На ходу он прикрыл глаза. И увидел… Скалы. Дети — несколько десятков молчаливых, не плачущих детей, связанных и обмотанных взрывчатым шнуром, гранатами… Почти нечеловеческие лица — хари, перекошенные злостью и страхом, низколобые, оскаленные лица "ООНовских солдат" — из какого-то африканского контингента… Автоматные стволы… Крики на ломаном болгарском: "Пропустите до линии фронта! Убьём детей! Пропустите!!!" И он — открыто входящий в кольцо скал, грудью на автоматы, которые пятились перед ним. "Вы знаете, кто я, собаки. Я — Верлиок! Отпустите детей, бросайте оружие, сдавайтесь — и вы сможете рассказывать, что видели меня и остались живы!"
И — лязгают падающие автоматы.
Я — Верлиок.
Я — Верлиок.
Я — Верлиок.
Груды трупов в порту Бургаса.
Врезающийся в склон "стратофортресс" — крылья смерти подломились.
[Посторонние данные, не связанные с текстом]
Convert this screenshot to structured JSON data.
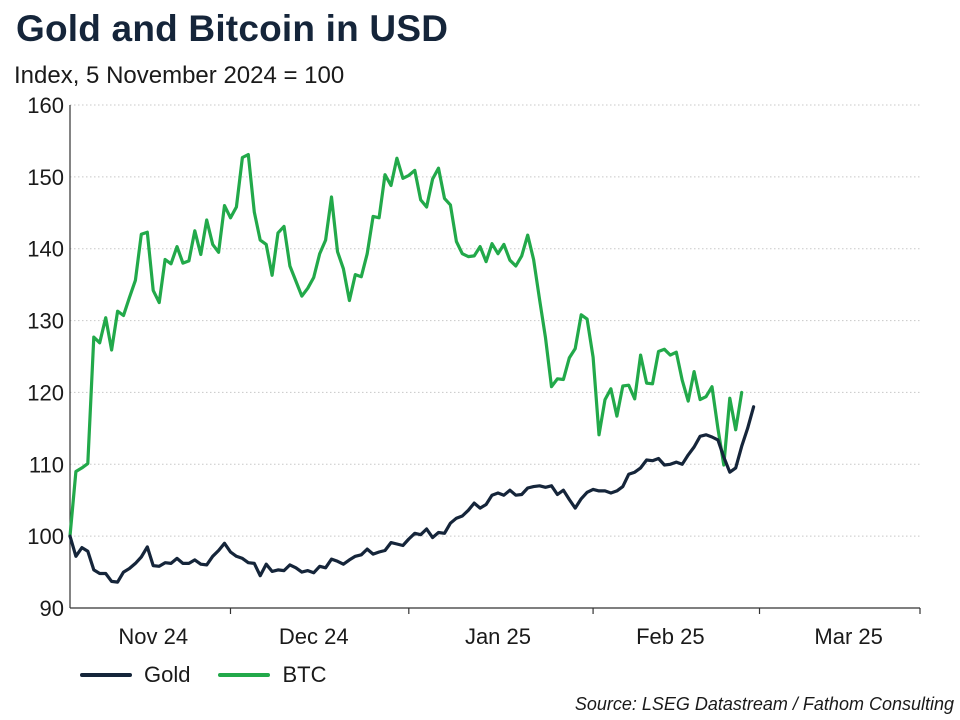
{
  "title": "Gold and Bitcoin in USD",
  "subtitle": "Index, 5 November 2024 = 100",
  "source": "Source: LSEG Datastream / Fathom Consulting",
  "colors": {
    "gold": "#15253a",
    "btc": "#22a94a",
    "grid": "#c8c8c8",
    "axis": "#333333"
  },
  "chart_data": {
    "type": "line",
    "ylim": [
      90,
      160
    ],
    "yticks": [
      90,
      100,
      110,
      120,
      130,
      140,
      150,
      160
    ],
    "x_start": "2024-11-05",
    "x_end": "2025-03-28",
    "xtick_labels": [
      {
        "label": "Nov 24",
        "date": "2024-11-19"
      },
      {
        "label": "Dec 24",
        "date": "2024-12-16"
      },
      {
        "label": "Jan 25",
        "date": "2025-01-16"
      },
      {
        "label": "Feb 25",
        "date": "2025-02-14"
      },
      {
        "label": "Mar 25",
        "date": "2025-03-16"
      }
    ],
    "xtick_dividers": [
      "2024-12-02",
      "2025-01-01",
      "2025-02-01",
      "2025-03-01",
      "2025-04-01"
    ],
    "grid": true,
    "legend": "bottom-left",
    "series": [
      {
        "name": "Gold",
        "points": [
          [
            "2024-11-05",
            100.0
          ],
          [
            "2024-11-06",
            97.2
          ],
          [
            "2024-11-07",
            98.4
          ],
          [
            "2024-11-08",
            97.9
          ],
          [
            "2024-11-09",
            95.3
          ],
          [
            "2024-11-10",
            94.8
          ],
          [
            "2024-11-11",
            94.8
          ],
          [
            "2024-11-12",
            93.7
          ],
          [
            "2024-11-13",
            93.6
          ],
          [
            "2024-11-14",
            95.0
          ],
          [
            "2024-11-15",
            95.5
          ],
          [
            "2024-11-16",
            96.2
          ],
          [
            "2024-11-17",
            97.1
          ],
          [
            "2024-11-18",
            98.5
          ],
          [
            "2024-11-19",
            95.9
          ],
          [
            "2024-11-20",
            95.8
          ],
          [
            "2024-11-21",
            96.3
          ],
          [
            "2024-11-22",
            96.2
          ],
          [
            "2024-11-23",
            96.9
          ],
          [
            "2024-11-24",
            96.2
          ],
          [
            "2024-11-25",
            96.2
          ],
          [
            "2024-11-26",
            96.7
          ],
          [
            "2024-11-27",
            96.1
          ],
          [
            "2024-11-28",
            96.0
          ],
          [
            "2024-11-29",
            97.2
          ],
          [
            "2024-11-30",
            98.0
          ],
          [
            "2024-12-01",
            99.0
          ],
          [
            "2024-12-02",
            97.8
          ],
          [
            "2024-12-03",
            97.2
          ],
          [
            "2024-12-04",
            96.9
          ],
          [
            "2024-12-05",
            96.3
          ],
          [
            "2024-12-06",
            96.2
          ],
          [
            "2024-12-07",
            94.5
          ],
          [
            "2024-12-08",
            96.1
          ],
          [
            "2024-12-09",
            95.1
          ],
          [
            "2024-12-10",
            95.3
          ],
          [
            "2024-12-11",
            95.2
          ],
          [
            "2024-12-12",
            96.0
          ],
          [
            "2024-12-13",
            95.6
          ],
          [
            "2024-12-14",
            95.0
          ],
          [
            "2024-12-15",
            95.2
          ],
          [
            "2024-12-16",
            94.9
          ],
          [
            "2024-12-17",
            95.8
          ],
          [
            "2024-12-18",
            95.6
          ],
          [
            "2024-12-19",
            96.8
          ],
          [
            "2024-12-20",
            96.5
          ],
          [
            "2024-12-21",
            96.1
          ],
          [
            "2024-12-22",
            96.7
          ],
          [
            "2024-12-23",
            97.2
          ],
          [
            "2024-12-24",
            97.4
          ],
          [
            "2024-12-25",
            98.2
          ],
          [
            "2024-12-26",
            97.5
          ],
          [
            "2024-12-27",
            97.8
          ],
          [
            "2024-12-28",
            98.0
          ],
          [
            "2024-12-29",
            99.1
          ],
          [
            "2024-12-30",
            98.9
          ],
          [
            "2024-12-31",
            98.7
          ],
          [
            "2025-01-01",
            99.6
          ],
          [
            "2025-01-02",
            100.4
          ],
          [
            "2025-01-03",
            100.2
          ],
          [
            "2025-01-04",
            101.0
          ],
          [
            "2025-01-05",
            99.8
          ],
          [
            "2025-01-06",
            100.5
          ],
          [
            "2025-01-07",
            100.4
          ],
          [
            "2025-01-08",
            101.8
          ],
          [
            "2025-01-09",
            102.5
          ],
          [
            "2025-01-10",
            102.8
          ],
          [
            "2025-01-11",
            103.6
          ],
          [
            "2025-01-12",
            104.6
          ],
          [
            "2025-01-13",
            103.9
          ],
          [
            "2025-01-14",
            104.4
          ],
          [
            "2025-01-15",
            105.7
          ],
          [
            "2025-01-16",
            106.0
          ],
          [
            "2025-01-17",
            105.7
          ],
          [
            "2025-01-18",
            106.4
          ],
          [
            "2025-01-19",
            105.7
          ],
          [
            "2025-01-20",
            105.8
          ],
          [
            "2025-01-21",
            106.7
          ],
          [
            "2025-01-22",
            106.9
          ],
          [
            "2025-01-23",
            107.0
          ],
          [
            "2025-01-24",
            106.8
          ],
          [
            "2025-01-25",
            107.0
          ],
          [
            "2025-01-26",
            105.8
          ],
          [
            "2025-01-27",
            106.4
          ],
          [
            "2025-01-28",
            105.1
          ],
          [
            "2025-01-29",
            103.9
          ],
          [
            "2025-01-30",
            105.2
          ],
          [
            "2025-01-31",
            106.1
          ],
          [
            "2025-02-01",
            106.5
          ],
          [
            "2025-02-02",
            106.3
          ],
          [
            "2025-02-03",
            106.3
          ],
          [
            "2025-02-04",
            106.0
          ],
          [
            "2025-02-05",
            106.3
          ],
          [
            "2025-02-06",
            106.9
          ],
          [
            "2025-02-07",
            108.6
          ],
          [
            "2025-02-08",
            108.9
          ],
          [
            "2025-02-09",
            109.5
          ],
          [
            "2025-02-10",
            110.6
          ],
          [
            "2025-02-11",
            110.5
          ],
          [
            "2025-02-12",
            110.8
          ],
          [
            "2025-02-13",
            109.9
          ],
          [
            "2025-02-14",
            110.0
          ],
          [
            "2025-02-15",
            110.3
          ],
          [
            "2025-02-16",
            110.0
          ],
          [
            "2025-02-17",
            111.3
          ],
          [
            "2025-02-18",
            112.4
          ],
          [
            "2025-02-19",
            113.9
          ],
          [
            "2025-02-20",
            114.1
          ],
          [
            "2025-02-21",
            113.8
          ],
          [
            "2025-02-22",
            113.4
          ],
          [
            "2025-02-23",
            111.0
          ],
          [
            "2025-02-24",
            108.9
          ],
          [
            "2025-02-25",
            109.5
          ],
          [
            "2025-02-26",
            112.5
          ],
          [
            "2025-02-27",
            115.0
          ],
          [
            "2025-02-28",
            118.0
          ]
        ]
      },
      {
        "name": "BTC",
        "points": [
          [
            "2024-11-05",
            100.0
          ],
          [
            "2024-11-06",
            109.0
          ],
          [
            "2024-11-07",
            109.5
          ],
          [
            "2024-11-08",
            110.1
          ],
          [
            "2024-11-09",
            127.7
          ],
          [
            "2024-11-10",
            126.9
          ],
          [
            "2024-11-11",
            130.4
          ],
          [
            "2024-11-12",
            125.9
          ],
          [
            "2024-11-13",
            131.3
          ],
          [
            "2024-11-14",
            130.7
          ],
          [
            "2024-11-15",
            133.2
          ],
          [
            "2024-11-16",
            135.6
          ],
          [
            "2024-11-17",
            142.0
          ],
          [
            "2024-11-18",
            142.3
          ],
          [
            "2024-11-19",
            134.2
          ],
          [
            "2024-11-20",
            132.5
          ],
          [
            "2024-11-21",
            138.5
          ],
          [
            "2024-11-22",
            137.9
          ],
          [
            "2024-11-23",
            140.3
          ],
          [
            "2024-11-24",
            138.0
          ],
          [
            "2024-11-25",
            138.3
          ],
          [
            "2024-11-26",
            142.5
          ],
          [
            "2024-11-27",
            139.2
          ],
          [
            "2024-11-28",
            144.0
          ],
          [
            "2024-11-29",
            140.6
          ],
          [
            "2024-11-30",
            139.5
          ],
          [
            "2024-12-01",
            146.0
          ],
          [
            "2024-12-02",
            144.3
          ],
          [
            "2024-12-03",
            145.8
          ],
          [
            "2024-12-04",
            152.7
          ],
          [
            "2024-12-05",
            153.1
          ],
          [
            "2024-12-06",
            145.1
          ],
          [
            "2024-12-07",
            141.2
          ],
          [
            "2024-12-08",
            140.6
          ],
          [
            "2024-12-09",
            136.3
          ],
          [
            "2024-12-10",
            142.2
          ],
          [
            "2024-12-11",
            143.1
          ],
          [
            "2024-12-12",
            137.6
          ],
          [
            "2024-12-13",
            135.5
          ],
          [
            "2024-12-14",
            133.4
          ],
          [
            "2024-12-15",
            134.5
          ],
          [
            "2024-12-16",
            136.0
          ],
          [
            "2024-12-17",
            139.3
          ],
          [
            "2024-12-18",
            141.2
          ],
          [
            "2024-12-19",
            147.2
          ],
          [
            "2024-12-20",
            139.6
          ],
          [
            "2024-12-21",
            137.2
          ],
          [
            "2024-12-22",
            132.8
          ],
          [
            "2024-12-23",
            136.4
          ],
          [
            "2024-12-24",
            136.1
          ],
          [
            "2024-12-25",
            139.3
          ],
          [
            "2024-12-26",
            144.5
          ],
          [
            "2024-12-27",
            144.3
          ],
          [
            "2024-12-28",
            150.3
          ],
          [
            "2024-12-29",
            148.8
          ],
          [
            "2024-12-30",
            152.6
          ],
          [
            "2024-12-31",
            149.8
          ],
          [
            "2025-01-01",
            150.2
          ],
          [
            "2025-01-02",
            150.9
          ],
          [
            "2025-01-03",
            146.8
          ],
          [
            "2025-01-04",
            145.8
          ],
          [
            "2025-01-05",
            149.7
          ],
          [
            "2025-01-06",
            151.2
          ],
          [
            "2025-01-07",
            147.0
          ],
          [
            "2025-01-08",
            146.1
          ],
          [
            "2025-01-09",
            141.0
          ],
          [
            "2025-01-10",
            139.3
          ],
          [
            "2025-01-11",
            138.9
          ],
          [
            "2025-01-12",
            139.0
          ],
          [
            "2025-01-13",
            140.3
          ],
          [
            "2025-01-14",
            138.2
          ],
          [
            "2025-01-15",
            140.7
          ],
          [
            "2025-01-16",
            139.3
          ],
          [
            "2025-01-17",
            140.6
          ],
          [
            "2025-01-18",
            138.4
          ],
          [
            "2025-01-19",
            137.6
          ],
          [
            "2025-01-20",
            139.0
          ],
          [
            "2025-01-21",
            141.9
          ],
          [
            "2025-01-22",
            138.5
          ],
          [
            "2025-01-23",
            132.9
          ],
          [
            "2025-01-24",
            127.6
          ],
          [
            "2025-01-25",
            120.8
          ],
          [
            "2025-01-26",
            121.9
          ],
          [
            "2025-01-27",
            121.8
          ],
          [
            "2025-01-28",
            124.8
          ],
          [
            "2025-01-29",
            126.1
          ],
          [
            "2025-01-30",
            130.8
          ],
          [
            "2025-01-31",
            130.2
          ],
          [
            "2025-02-01",
            124.9
          ],
          [
            "2025-02-02",
            114.1
          ],
          [
            "2025-02-03",
            119.0
          ],
          [
            "2025-02-04",
            120.5
          ],
          [
            "2025-02-05",
            116.7
          ],
          [
            "2025-02-06",
            120.9
          ],
          [
            "2025-02-07",
            121.0
          ],
          [
            "2025-02-08",
            119.1
          ],
          [
            "2025-02-09",
            125.2
          ],
          [
            "2025-02-10",
            121.3
          ],
          [
            "2025-02-11",
            121.2
          ],
          [
            "2025-02-12",
            125.7
          ],
          [
            "2025-02-13",
            126.0
          ],
          [
            "2025-02-14",
            125.2
          ],
          [
            "2025-02-15",
            125.6
          ],
          [
            "2025-02-16",
            121.7
          ],
          [
            "2025-02-17",
            118.8
          ],
          [
            "2025-02-18",
            122.9
          ],
          [
            "2025-02-19",
            119.0
          ],
          [
            "2025-02-20",
            119.4
          ],
          [
            "2025-02-21",
            120.8
          ],
          [
            "2025-02-22",
            115.0
          ],
          [
            "2025-02-23",
            109.9
          ],
          [
            "2025-02-24",
            119.2
          ],
          [
            "2025-02-25",
            114.8
          ],
          [
            "2025-02-26",
            120.0
          ]
        ]
      }
    ]
  }
}
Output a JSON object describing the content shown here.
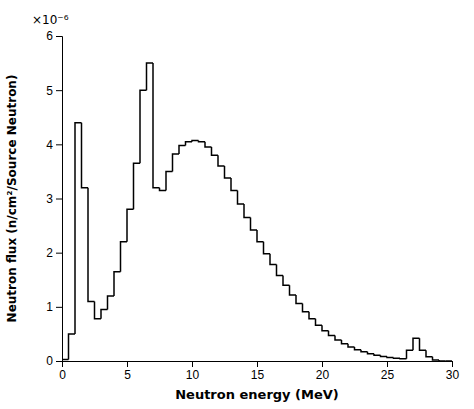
{
  "chart_data": {
    "type": "histogram",
    "xlabel": "Neutron energy (MeV)",
    "ylabel": "Neutron flux (n/cm²/Source Neutron)",
    "annotation": "×10⁻⁶",
    "color": "#000000",
    "bins": [
      0,
      0.5,
      1,
      1.5,
      2,
      2.5,
      3,
      3.5,
      4,
      4.5,
      5,
      5.5,
      6,
      6.5,
      7,
      7.5,
      8,
      8.5,
      9,
      9.5,
      10,
      10.5,
      11,
      11.5,
      12,
      12.5,
      13,
      13.5,
      14,
      14.5,
      15,
      15.5,
      16,
      16.5,
      17,
      17.5,
      18,
      18.5,
      19,
      19.5,
      20,
      20.5,
      21,
      21.5,
      22,
      22.5,
      23,
      23.5,
      24,
      24.5,
      25,
      25.5,
      26,
      26.5,
      27,
      27.5,
      28,
      28.5,
      29,
      29.5,
      30
    ],
    "values": [
      3e-08,
      5e-07,
      4.4e-06,
      3.2e-06,
      1.1e-06,
      7.8e-07,
      9.5e-07,
      1.2e-06,
      1.65e-06,
      2.2e-06,
      2.8e-06,
      3.65e-06,
      5e-06,
      5.5e-06,
      3.2e-06,
      3.15e-06,
      3.5e-06,
      3.82e-06,
      3.98e-06,
      4.05e-06,
      4.07e-06,
      4.05e-06,
      3.95e-06,
      3.8e-06,
      3.6e-06,
      3.38e-06,
      3.15e-06,
      2.9e-06,
      2.65e-06,
      2.42e-06,
      2.2e-06,
      1.98e-06,
      1.78e-06,
      1.58e-06,
      1.4e-06,
      1.22e-06,
      1.06e-06,
      9.1e-07,
      7.8e-07,
      6.6e-07,
      5.6e-07,
      4.7e-07,
      3.9e-07,
      3.2e-07,
      2.6e-07,
      2.1e-07,
      1.7e-07,
      1.35e-07,
      1.08e-07,
      8.5e-08,
      6.5e-08,
      5e-08,
      4e-08,
      2e-07,
      4.2e-07,
      2e-07,
      8e-08,
      2e-08,
      0,
      0
    ],
    "xlim": [
      0,
      30
    ],
    "ylim": [
      0,
      6e-06
    ],
    "xticks": [
      0,
      5,
      10,
      15,
      20,
      25,
      30
    ],
    "yticks": [
      0,
      {
        "value": 1e-06,
        "label": "1"
      },
      {
        "value": 2e-06,
        "label": "2"
      },
      {
        "value": 3e-06,
        "label": "3"
      },
      {
        "value": 4e-06,
        "label": "4"
      },
      {
        "value": 5e-06,
        "label": "5"
      },
      {
        "value": 6e-06,
        "label": "6"
      }
    ]
  }
}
Трясущаяся челюсть американского генерала, взятого им в плен — нож против пистолета, шестнадцать лет и ненависть без края против сорока лет и всевозможных курсов, училищ, секретов подготовки…
Пулемёты в лицо — и совсем не страшно, и ничуть не хочется жить, а хочется — победить…
Памятник на склоне Жевоты…
…ДОМ.
Странно. Дом был цел. Он ничуть не изменился. И даже девятиэтажка за ручьём стояла, как прежде, и заливисто залаял за забором пёс.
Он покачнулся, опираясь рукой об ограду у калитки.
Закрыть глаза. Назад. Пусть всё — назад… и он пришёл из школы…
Но закрыть он может только один глаз.
Он оттолкнулся от забора. И калитка — кованый металл, отец заказывал в фирме — распахнулась.
Удивлённые синие глаза смотрели на него. Невысокая девушка его лет в просторном джинсовом платьице — беременная, отметил он и смутился — смотрела вопросительно и немного испуганно.
— Простите, — услышал он свой голос. Девушка мигнула, неуверенно улыбнулась. — Простите… до войны тут жили Реузовы…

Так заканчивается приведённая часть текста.